In den letzten Minuten der Folge wechselt ihr Fokus abermals, diesmal auf Mike. Es sieht ganz danach aus, als dürfte seine Figur demnächst mehr als nur sich mit Jimmy kabbeln und den gelegentlichen guten Ratschlag verteilen. Wir folgen Mike bei seinem tristen Alltag (die Nacht durcharbeiten, einsam im Diner essen, in der spartanisch eingerichteten Wohnung fernsehen) und sehen, wie er eine junge Frau beobachtet, die seine Anwesenheit bemerkt. Lange Blicke, jedoch keine Worte folgen. Mike bleibt seiner schweigsamen Natur treu.

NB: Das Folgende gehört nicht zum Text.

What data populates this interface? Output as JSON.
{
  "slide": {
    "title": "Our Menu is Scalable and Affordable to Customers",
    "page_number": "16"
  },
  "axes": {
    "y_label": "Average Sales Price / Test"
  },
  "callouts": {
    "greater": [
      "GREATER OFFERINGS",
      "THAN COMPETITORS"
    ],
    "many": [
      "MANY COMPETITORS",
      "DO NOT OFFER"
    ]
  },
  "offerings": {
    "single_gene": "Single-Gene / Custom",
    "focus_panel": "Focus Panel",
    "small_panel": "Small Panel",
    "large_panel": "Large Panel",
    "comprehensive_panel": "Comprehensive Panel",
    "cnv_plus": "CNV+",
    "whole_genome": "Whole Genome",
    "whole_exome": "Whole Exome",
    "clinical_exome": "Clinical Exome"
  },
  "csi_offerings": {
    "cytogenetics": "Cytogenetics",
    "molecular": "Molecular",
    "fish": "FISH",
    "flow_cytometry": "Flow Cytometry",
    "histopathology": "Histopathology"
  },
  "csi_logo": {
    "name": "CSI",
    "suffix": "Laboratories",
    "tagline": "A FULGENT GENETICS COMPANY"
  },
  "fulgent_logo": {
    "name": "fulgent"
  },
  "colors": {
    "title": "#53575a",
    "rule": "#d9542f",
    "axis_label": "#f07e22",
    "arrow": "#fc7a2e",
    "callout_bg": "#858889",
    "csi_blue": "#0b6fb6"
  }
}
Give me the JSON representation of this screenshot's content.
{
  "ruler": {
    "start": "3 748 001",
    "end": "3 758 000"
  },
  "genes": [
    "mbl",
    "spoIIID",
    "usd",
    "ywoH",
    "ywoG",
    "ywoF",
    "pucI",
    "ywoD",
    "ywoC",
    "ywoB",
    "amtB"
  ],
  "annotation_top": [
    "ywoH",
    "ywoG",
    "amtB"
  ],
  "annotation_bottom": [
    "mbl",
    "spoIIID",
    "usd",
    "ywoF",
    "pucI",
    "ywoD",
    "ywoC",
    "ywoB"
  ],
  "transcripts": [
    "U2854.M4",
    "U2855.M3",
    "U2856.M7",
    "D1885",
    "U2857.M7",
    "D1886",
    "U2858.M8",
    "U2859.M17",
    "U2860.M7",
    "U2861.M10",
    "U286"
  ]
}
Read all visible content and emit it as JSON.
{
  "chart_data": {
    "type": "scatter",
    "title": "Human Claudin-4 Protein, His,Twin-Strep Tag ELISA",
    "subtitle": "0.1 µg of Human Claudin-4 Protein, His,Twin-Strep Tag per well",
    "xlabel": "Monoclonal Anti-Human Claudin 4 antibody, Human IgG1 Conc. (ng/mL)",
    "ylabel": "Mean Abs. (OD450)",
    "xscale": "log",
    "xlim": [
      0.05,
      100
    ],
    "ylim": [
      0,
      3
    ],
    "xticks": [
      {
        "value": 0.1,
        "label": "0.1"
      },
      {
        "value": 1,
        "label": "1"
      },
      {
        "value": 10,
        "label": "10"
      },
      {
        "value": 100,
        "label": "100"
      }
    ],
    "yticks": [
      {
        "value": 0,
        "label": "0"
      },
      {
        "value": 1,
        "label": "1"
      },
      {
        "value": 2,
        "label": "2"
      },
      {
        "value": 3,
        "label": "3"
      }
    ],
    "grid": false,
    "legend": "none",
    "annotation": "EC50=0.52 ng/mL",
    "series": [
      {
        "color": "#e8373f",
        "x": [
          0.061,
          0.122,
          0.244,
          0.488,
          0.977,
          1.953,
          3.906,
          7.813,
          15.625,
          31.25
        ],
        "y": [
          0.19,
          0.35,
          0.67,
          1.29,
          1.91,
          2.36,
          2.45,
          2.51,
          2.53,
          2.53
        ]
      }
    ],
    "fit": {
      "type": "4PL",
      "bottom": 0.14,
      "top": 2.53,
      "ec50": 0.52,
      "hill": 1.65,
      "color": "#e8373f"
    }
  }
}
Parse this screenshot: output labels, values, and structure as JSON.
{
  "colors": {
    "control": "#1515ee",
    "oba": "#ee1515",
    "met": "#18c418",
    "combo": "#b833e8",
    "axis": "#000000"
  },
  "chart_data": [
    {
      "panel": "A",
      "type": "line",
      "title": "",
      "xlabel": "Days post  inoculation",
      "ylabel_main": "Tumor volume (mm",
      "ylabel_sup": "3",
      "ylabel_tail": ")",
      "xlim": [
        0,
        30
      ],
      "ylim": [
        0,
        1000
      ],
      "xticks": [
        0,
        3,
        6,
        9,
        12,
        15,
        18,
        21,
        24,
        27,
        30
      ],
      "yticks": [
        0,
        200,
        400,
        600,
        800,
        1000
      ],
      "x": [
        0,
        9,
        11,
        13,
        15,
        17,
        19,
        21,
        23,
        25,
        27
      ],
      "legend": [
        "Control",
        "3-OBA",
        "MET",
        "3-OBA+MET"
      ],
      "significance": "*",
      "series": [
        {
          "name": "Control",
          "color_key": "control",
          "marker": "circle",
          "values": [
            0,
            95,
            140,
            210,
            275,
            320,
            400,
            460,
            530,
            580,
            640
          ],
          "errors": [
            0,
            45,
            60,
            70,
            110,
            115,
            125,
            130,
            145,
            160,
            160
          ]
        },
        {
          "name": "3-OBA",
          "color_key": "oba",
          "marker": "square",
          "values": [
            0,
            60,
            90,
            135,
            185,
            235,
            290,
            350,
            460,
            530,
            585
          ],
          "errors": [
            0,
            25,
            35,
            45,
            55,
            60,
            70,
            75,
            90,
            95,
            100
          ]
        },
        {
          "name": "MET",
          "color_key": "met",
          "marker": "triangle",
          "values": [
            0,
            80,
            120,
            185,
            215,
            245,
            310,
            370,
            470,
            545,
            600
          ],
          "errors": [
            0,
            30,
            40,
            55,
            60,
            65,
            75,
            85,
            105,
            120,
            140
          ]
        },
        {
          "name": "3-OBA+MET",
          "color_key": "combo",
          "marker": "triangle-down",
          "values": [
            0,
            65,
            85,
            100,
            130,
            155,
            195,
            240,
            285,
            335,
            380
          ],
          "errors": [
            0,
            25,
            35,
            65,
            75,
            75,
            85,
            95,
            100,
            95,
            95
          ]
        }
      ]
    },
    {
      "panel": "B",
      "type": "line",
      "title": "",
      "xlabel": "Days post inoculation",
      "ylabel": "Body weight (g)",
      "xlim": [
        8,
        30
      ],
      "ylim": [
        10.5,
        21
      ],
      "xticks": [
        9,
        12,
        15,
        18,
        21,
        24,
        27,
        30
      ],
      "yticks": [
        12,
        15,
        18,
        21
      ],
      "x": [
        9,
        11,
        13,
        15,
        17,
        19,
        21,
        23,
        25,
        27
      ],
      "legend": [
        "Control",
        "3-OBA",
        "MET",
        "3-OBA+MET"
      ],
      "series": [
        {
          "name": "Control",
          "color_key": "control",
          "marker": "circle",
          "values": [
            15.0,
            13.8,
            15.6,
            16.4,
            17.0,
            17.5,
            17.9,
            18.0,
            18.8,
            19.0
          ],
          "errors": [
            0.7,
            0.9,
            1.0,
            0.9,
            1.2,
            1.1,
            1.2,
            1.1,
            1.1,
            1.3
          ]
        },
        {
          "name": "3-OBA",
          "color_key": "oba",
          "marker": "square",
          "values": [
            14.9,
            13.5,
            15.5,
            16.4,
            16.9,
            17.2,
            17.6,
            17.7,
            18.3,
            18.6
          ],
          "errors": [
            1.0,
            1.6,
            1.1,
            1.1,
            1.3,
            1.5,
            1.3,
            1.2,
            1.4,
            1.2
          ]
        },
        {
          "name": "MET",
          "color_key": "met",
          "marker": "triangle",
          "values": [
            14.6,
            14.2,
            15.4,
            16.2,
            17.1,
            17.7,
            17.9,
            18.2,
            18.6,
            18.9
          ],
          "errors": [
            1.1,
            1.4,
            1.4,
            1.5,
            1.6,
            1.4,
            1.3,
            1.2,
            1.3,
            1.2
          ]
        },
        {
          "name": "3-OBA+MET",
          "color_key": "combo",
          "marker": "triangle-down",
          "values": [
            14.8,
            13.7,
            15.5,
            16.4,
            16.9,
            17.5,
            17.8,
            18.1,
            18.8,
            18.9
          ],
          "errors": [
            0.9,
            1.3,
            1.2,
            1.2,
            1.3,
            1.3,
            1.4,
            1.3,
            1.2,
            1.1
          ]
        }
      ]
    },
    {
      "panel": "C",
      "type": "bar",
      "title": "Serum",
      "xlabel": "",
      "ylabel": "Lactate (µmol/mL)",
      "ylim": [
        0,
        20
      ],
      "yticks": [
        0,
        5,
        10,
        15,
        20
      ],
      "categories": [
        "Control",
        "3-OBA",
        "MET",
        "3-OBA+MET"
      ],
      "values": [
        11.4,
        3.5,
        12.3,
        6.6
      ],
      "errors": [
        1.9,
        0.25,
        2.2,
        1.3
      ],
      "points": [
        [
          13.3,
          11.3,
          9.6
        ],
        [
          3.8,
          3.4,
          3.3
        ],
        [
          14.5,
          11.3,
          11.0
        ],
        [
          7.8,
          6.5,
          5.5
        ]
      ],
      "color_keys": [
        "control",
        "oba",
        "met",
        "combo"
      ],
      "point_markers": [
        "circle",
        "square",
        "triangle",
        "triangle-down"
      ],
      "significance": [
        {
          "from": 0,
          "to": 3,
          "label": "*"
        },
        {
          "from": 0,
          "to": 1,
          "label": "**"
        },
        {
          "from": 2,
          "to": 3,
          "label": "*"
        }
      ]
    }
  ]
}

Gerade wenn es richtig spannend wird, hört die Folge natürlich auch auf, doch ich bin froh darüber, dass Mike offensichtlich bald eine deutlich größere Rolle spielen wird, die nicht nur mit Jimmy zusammenzuhängen scheint.

Eine Frage, die sich natürlich viele während Mikes Szenen stellten, ist, wer die von Mike beobachtete Frau (Kerry Condon) ist. Die erste Vermutung wäre, dass es Mikes Tochter und die Mutter von seiner Enkelin Kaylee ist, doch es spricht auch etwas dagegen. Erstens trägt Kaylee Mikes Nachnamen, Ehrmantraut. Wenn sie diesen von ihrem Vater hat, dann hat oder hatte Mike einen Sohn. Außerdem habe ich mich an ein Interview von Jonathan Banks mit "Rolling Stone" (hier nachzulesen) erinnert, in dem der Schauspieler selbst mutmaßt, dass Mike keine Tochter, sondern einen Sohn hatte und was auch immer mit dem Sohn passiert sei, habe Mike vom rechten Weg abgebracht. Ist es also Mikes Schwiegertochter gewesen? Bald werden wir es erfahren und lernen vermutlich auch Mikes düstere Vergangenheit kennen.

Übrigens kann ich mir keinen Reim auf den Originaltitel der Folge ("Alpine Shepherd Boy") machen, die auf Deutsch "Schäferbub" heißt. Alle bisherigen Folgentitel der Serie ("Uno", "Mijo", "Nacho", "Hero") sowie alle noch kommenden bestehen aus einem Wort und dieses endet immer mit einem "o". Ursprünglich hieß die fünfte Folge "Jello" und hätte damit auch in das Muster gepasst. Dies änderten die Macher, in Anspielung auf die Hummel-Figuren der alten Dame. Wenn Gilligan und Gould jedoch so eine Änderung vornehmen, müssen sie sich sicherlich was dabei gedacht haben, doch mir fallen dazu spontan keine Theorien ein. Haben die Codeknacker unter Euch Ideen?